Friday, 8 December 2017

The Tent City of Mina, Saudi Arabia

Mina is a small city, also known as “Tent City” is a neighborhood of Makkah in western Saudi Arabia. Mina is located about 5KM to the east of Holy city of Makkah, covers an area of 20KM. Mina stands on the road from Makkah city center to the Hill of Arafat, best known for the annual Hajj pilgrimage. Mina is a place, where pilgrims throw stones, remembering the occasion that the Prophet Hazrat Ibrahim (A.S) stoned the Shatan (Devil) that came between him and command Allah Talah had set him. The Hajj is the ritual Islamic pilgrimage to Makkah, and Mina tent city is used for five days each year by Hajj pilgrims, and empty for the rest of the time.


More than 120,000 air conditioned tents provide temporary shelter to over 3 million pilgrims during Hajj days. The Mina valley where Jamarat Bridge is located, pilgrims perform stoning to Shatan (Devil) between sunrise and sunset on the last day of Hajj. These tents cover every open space, as maximum as a naked eye can see, neatly arranged row after row. The tents measure 8 x 8 meters and are constructed of fiberglass coated with Teflon in order to ensure high resistance to fire.


In the ancient times, pilgrims brought their own tents which they would erect in the flat plains of Mina. In 1990s, the Saudi government installed permanent cotton tents relieving pilgrims of the burden of having to carry their own camping equipment. However, a massive fire that swept through the tent city killing nearly 400 pilgrims in 1997, then the current permanent fire-proof city was built.  Once the Hajj is over, the tents would be dismantled, everything packed and taken back. During the Syrian Civil War, the international community pressured Saudi Arabia to use its unoccupied tent city to house war refugees.

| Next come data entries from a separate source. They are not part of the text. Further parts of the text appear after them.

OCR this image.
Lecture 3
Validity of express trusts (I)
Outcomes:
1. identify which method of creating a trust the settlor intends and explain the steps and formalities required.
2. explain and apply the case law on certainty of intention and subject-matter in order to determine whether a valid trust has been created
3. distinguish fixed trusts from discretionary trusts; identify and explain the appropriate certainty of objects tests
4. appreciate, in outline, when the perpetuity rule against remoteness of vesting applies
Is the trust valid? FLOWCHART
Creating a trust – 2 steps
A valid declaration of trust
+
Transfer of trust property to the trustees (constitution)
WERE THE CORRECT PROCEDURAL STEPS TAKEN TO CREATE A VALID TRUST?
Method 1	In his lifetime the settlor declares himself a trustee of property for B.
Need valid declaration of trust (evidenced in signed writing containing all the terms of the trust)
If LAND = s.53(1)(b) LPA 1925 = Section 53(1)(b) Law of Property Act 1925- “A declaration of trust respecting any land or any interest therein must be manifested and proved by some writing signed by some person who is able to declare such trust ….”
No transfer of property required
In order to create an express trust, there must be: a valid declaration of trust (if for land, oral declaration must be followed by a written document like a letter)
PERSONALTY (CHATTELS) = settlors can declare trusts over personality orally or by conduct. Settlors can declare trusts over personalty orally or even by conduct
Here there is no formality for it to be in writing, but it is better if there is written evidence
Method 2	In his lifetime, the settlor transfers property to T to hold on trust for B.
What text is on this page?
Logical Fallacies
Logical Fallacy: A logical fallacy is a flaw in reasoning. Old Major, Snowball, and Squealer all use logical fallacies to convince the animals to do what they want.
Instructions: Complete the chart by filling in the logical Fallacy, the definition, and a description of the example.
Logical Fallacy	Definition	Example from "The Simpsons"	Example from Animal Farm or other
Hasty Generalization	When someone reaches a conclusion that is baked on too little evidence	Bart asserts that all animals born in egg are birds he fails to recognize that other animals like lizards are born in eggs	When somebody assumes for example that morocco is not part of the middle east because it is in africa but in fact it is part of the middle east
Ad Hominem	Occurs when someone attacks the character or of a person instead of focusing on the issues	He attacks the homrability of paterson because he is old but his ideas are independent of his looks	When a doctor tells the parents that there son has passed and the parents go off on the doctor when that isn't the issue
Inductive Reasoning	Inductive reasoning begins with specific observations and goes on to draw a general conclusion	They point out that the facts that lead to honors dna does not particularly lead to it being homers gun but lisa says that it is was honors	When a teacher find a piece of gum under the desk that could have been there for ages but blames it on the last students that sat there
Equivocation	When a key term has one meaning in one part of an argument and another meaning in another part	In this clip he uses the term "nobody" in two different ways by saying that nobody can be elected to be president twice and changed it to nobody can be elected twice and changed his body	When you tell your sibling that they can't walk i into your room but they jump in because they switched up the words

The tents are segregated into a number of camps, as each of which possess its own exterior wall, and is linked to other camps by pathways. The camp provides the facility of a kitchen, bathrooms, and ablution facilities. For the pilgrims ease, every tent is color-coded by country and numbered, and all the haji’s are supposed to have badges with their color and number on it, in case they get lost. In past few years, Saudi government investing huge amout of money to improve the infrastructural projects to ease the daunting and physically demanding rituals of the annual pilgrimage. A comprehensive fire safety network containing of heat-sensitive water sprinkler are linked to an alarm system was implemented to avoid the repeat of 1997 tragedy.